[aspect-devel] Writing output in parallel

Tue Feb 28 08:40:13 PST 2012

> OK, then I'd say go with what you have right now. Out of curiosity, how
> does MPI I/O work? If you have a parallel file system, is the target of
> the write striped across multiple disks and servers? Or does everything
> converge on a single node?

The interface is very simple and comparable to posix
(open/seek/write), but you have additional collective writes (for
example: proc 0 writes n_0 bytes, followed by proc 1 writes n_1 bytes
after that, ...). The MPI I/O middle layer then decides how to do this
in the most efficient way. The fallback is to just use standard posix
routines (with some synchronization on top done by MPI I/O). It can
group writes to fewer nodes (e.g. every 16 MPI processes send their
data to one node that does the writing). When you are using a special
parallel filesystem (not just a simple NFS), it can also use specific
interfaces or tuning parameters (buffer sizes, striping, etc.)
supplied by the parallel filesystem. This is all transparent to the
user code, but you can give hints to the implementation (I had to set
the number of writing nodes on hurr to a smaller number to get better
performance; in contact with the admins about this). I am pretty sure
that on hurr it is striping the big file between the four I/O backend
machines.

This is all part of the MPI2 standard btw.. I hope that is not a problem.

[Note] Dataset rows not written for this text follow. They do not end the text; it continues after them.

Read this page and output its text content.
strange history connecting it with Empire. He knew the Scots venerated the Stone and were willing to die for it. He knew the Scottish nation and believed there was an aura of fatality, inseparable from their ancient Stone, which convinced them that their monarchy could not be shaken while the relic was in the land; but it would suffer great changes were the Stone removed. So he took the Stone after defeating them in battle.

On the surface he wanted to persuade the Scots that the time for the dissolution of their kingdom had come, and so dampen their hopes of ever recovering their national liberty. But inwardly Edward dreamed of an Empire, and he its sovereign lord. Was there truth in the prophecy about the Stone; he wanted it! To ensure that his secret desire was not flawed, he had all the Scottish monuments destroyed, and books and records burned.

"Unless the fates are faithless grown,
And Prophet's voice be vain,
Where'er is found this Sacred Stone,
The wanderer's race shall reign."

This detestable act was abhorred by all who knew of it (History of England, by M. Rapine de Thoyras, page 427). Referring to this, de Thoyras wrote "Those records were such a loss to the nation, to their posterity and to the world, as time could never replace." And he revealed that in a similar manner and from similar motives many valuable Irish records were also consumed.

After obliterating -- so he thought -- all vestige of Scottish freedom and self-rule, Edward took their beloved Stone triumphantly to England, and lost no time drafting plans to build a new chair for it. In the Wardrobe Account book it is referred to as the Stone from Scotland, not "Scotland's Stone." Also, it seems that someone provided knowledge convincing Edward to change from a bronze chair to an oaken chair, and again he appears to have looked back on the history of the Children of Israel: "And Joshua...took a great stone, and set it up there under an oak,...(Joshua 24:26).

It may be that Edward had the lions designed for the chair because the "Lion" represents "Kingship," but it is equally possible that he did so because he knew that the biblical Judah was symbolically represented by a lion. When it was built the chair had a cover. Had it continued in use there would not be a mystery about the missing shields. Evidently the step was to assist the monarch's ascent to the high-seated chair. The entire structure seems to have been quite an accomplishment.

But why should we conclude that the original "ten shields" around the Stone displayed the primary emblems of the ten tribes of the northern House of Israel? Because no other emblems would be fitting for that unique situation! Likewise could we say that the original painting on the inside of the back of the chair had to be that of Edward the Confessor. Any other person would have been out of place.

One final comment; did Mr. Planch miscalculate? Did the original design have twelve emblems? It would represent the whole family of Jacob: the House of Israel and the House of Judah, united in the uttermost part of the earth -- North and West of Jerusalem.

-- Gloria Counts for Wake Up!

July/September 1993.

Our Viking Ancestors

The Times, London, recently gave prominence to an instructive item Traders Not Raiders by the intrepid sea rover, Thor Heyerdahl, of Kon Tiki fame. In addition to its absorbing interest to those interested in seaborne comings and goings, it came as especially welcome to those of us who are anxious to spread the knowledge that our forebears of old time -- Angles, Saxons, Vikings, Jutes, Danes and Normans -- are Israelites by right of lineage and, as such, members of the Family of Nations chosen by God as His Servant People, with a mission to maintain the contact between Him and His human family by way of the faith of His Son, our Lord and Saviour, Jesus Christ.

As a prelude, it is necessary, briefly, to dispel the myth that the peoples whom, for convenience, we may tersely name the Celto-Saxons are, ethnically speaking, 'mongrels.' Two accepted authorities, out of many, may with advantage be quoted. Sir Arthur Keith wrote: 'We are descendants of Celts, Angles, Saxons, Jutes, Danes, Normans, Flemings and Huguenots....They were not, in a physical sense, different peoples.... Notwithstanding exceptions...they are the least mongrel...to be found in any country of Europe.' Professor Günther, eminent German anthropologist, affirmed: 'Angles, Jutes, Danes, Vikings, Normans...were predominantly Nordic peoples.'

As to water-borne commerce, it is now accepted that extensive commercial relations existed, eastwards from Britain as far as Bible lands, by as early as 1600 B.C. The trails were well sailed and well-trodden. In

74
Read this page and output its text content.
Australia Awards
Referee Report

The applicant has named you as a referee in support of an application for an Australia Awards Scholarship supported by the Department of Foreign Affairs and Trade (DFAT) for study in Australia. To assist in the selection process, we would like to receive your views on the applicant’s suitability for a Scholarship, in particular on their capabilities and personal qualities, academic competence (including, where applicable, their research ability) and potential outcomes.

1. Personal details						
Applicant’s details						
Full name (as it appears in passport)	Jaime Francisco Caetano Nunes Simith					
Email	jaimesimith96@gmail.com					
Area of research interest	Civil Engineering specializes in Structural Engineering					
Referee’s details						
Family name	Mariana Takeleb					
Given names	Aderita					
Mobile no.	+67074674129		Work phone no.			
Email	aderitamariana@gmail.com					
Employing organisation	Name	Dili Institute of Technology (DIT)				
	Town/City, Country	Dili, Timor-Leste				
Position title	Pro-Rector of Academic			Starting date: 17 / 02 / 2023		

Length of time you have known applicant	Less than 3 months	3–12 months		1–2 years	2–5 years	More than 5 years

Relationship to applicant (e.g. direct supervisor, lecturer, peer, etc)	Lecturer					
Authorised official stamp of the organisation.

> I'll write a paragraph on how to implement the scheme of writing locally
> and copying later from the job script.

something like:
1. ln -s /a/local/tmp/filesystem output
2. run normally: mpirun ...
3. mv output/* /some/shared/filesystem/

Thomas was thinking of doing step 3 concurrently with the code running
(for example spawn a shell script after every visualization).

-- 
Timo Heister
http://www.math.tamu.edu/~heister/